Bishop Pates, who chairs the Committee on International Justice and Peace for the U.S. Conference of Catholic Bishops, addressed U.S. Secretary of State John Kerry in a May 6 letter.

He warned that the "Cremisan Valley is a microcosm of a protracted pattern that has serious implications for the ongoing Israeli-Palestinian conflict."

The Cremisan Valley is located in the West Bank, near Bethlehem. A recent decision by the Israeli Special Appeals Committee has approved a proposal to move the Israeli-Palestinian separation wall through the valley.

Bishop Pates wrote that re-routing the wall would harm the Christian community in the valley, separating a Salesian monastery from its sister convent. Both will be parted from their lands, which will be confiscated for the barrier.

"At the same time the route will harm 58 Christian families whose livelihoods depend on these lands," the bishop added.

He explained that continuing with the re-routing "will cut families off from agricultural and recreational lands, other family members, water sources and schools – including depriving Christian Palestinian youth of fellowship with their peers."

Reiterating the U.S. bishops' support for "a two-state solution to the Israeli-Palestinian conflict," Bishop Pates called for a reversal of the Cremisan Valley decision, as well as other policies "that undermine a just resolution of the conflict."

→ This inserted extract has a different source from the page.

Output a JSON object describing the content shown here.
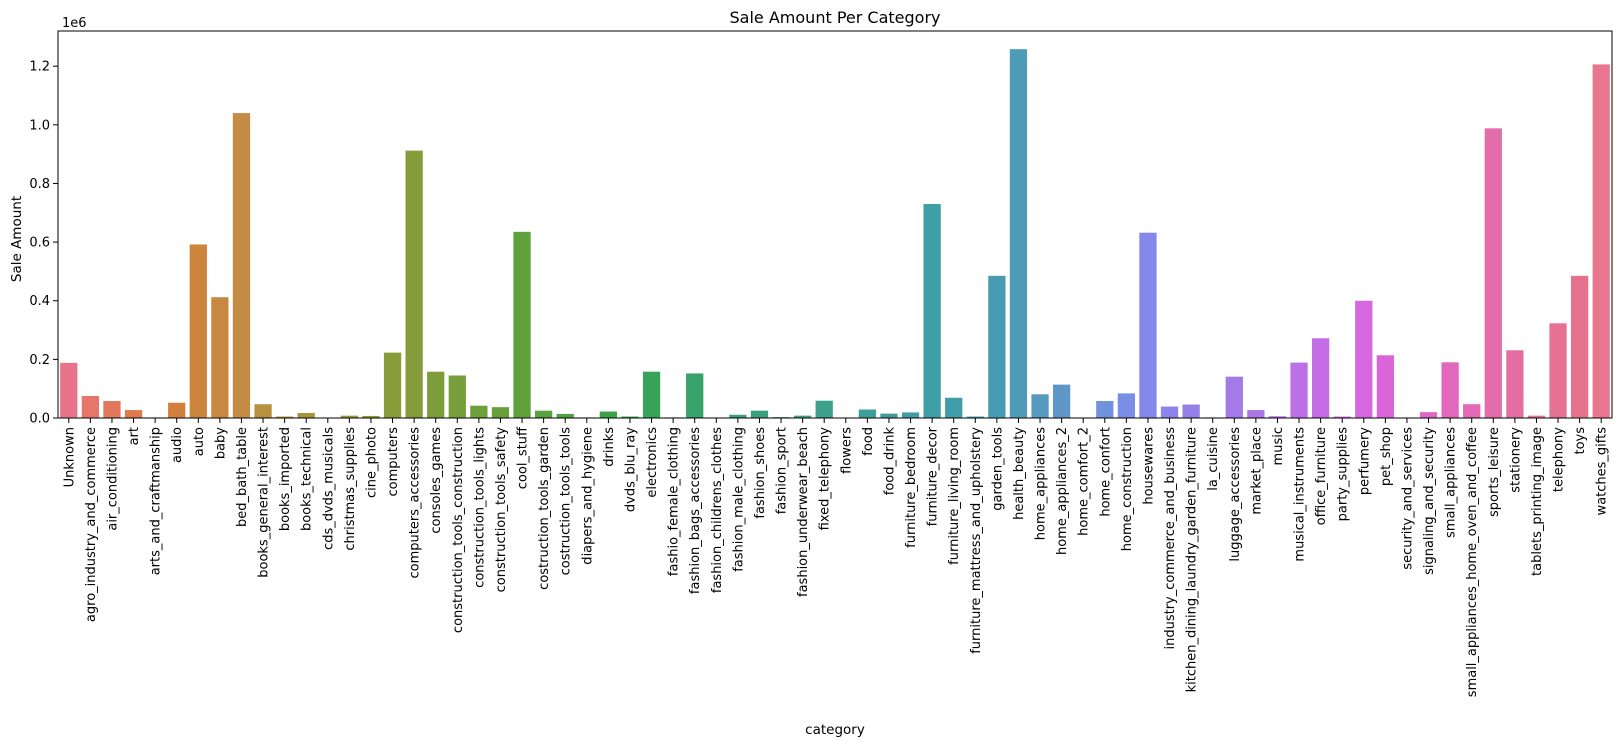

Re-routing the wall, he cautioned, would "put Israeli citizens at risk and weaken initiatives for reconciliation and peace."

The bishop explained that moving the wall "and disassociating Palestinian families from their lands and livelihoods will incite more resentment against the State of Israel among residents of the West Bank, not less, increasing the frustrations that can lead to violence."

"As the wall moves and constricts more communities in the West Bank, the possibility of a future two-state resolution becomes less likely," he warned.

Bishop Pates' comments echoed those of the Latin Patriarch of Jerusalem, who has responded to the Israeli decision by saying that "the expropriation of lands does not serve the cause of peace and does not strengthen the position of the moderates."